Correspondance de Voltaire/1760/Lettre 4123
Un Gasparini[1], mon divin ange, doit demander ou avoir demandé votre protection pour débuter, pour être reçu, ou pour être souffert à l’essai. Il est bon dans les rôles à manteau, dans certains rôles de père ; et je vous assure qu’il fit mourir de rire dans le rôle de M. Duru[2], quoi qu’en dise le grand Fréron mon ami.
Je reçois vingt lettres de connus, d’inconnus, qui tous s’adressent à moi pour que je sois le réparateur des torts, pour que je venge le public de l’infamie du théâtre. Je m’en garderai bien ; je n’ai que trop fait le don Quichotte.
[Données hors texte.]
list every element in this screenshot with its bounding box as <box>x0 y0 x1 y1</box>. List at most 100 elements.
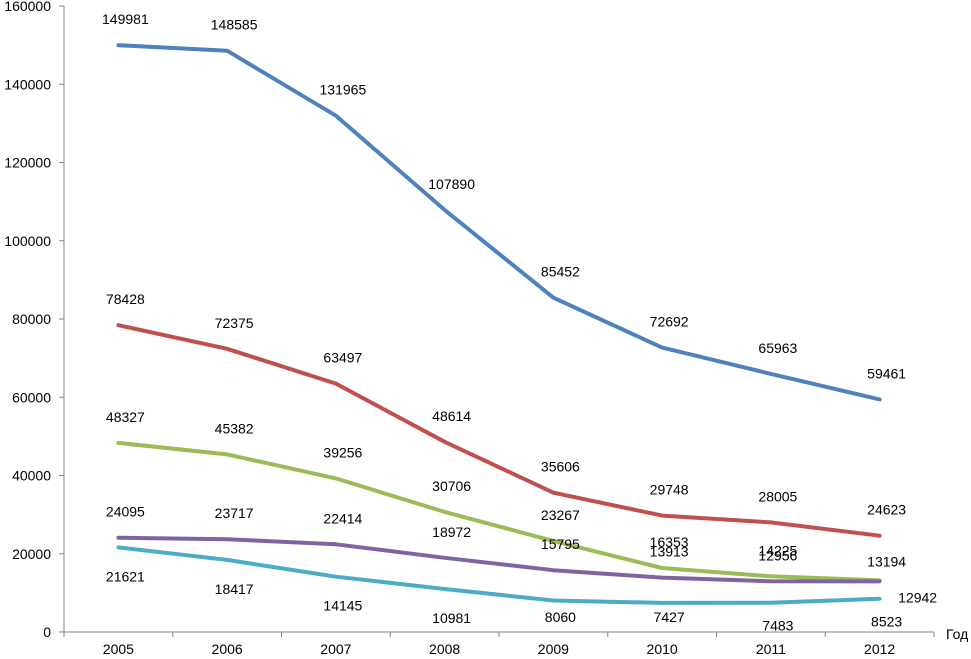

Que les intéressés pourvoient à leurs affaires.
Je vous accable de lettres, pardon ; mais, puisque m’y voilà, vous saurez que j’ai relu Tancrède ; elle finissait languissamment. Que dites-vous des fureurs d’Oreste ? déclamation, et puis c’est tout. Mais fureurs de femme, fureurs mêlées de tendresse, rage contre les chevaliers, emportements contre son père, larmes sur le corps de son amant, évanouissement, retour à la vie, transports, désespoir aux yeux de ceux qui ont fait ses malheurs : si cela n’est pas théâtral, si cela n’est pas déchirant, je suis un grand sot.
Patience ; la Chevalerie a quelque chose de bien neuf, en dépit de l’envie, et Mme Scaliger sera contente ; et je baise le bout de vos ailes plus que jamais. Ainsi fait Clairon-Denis.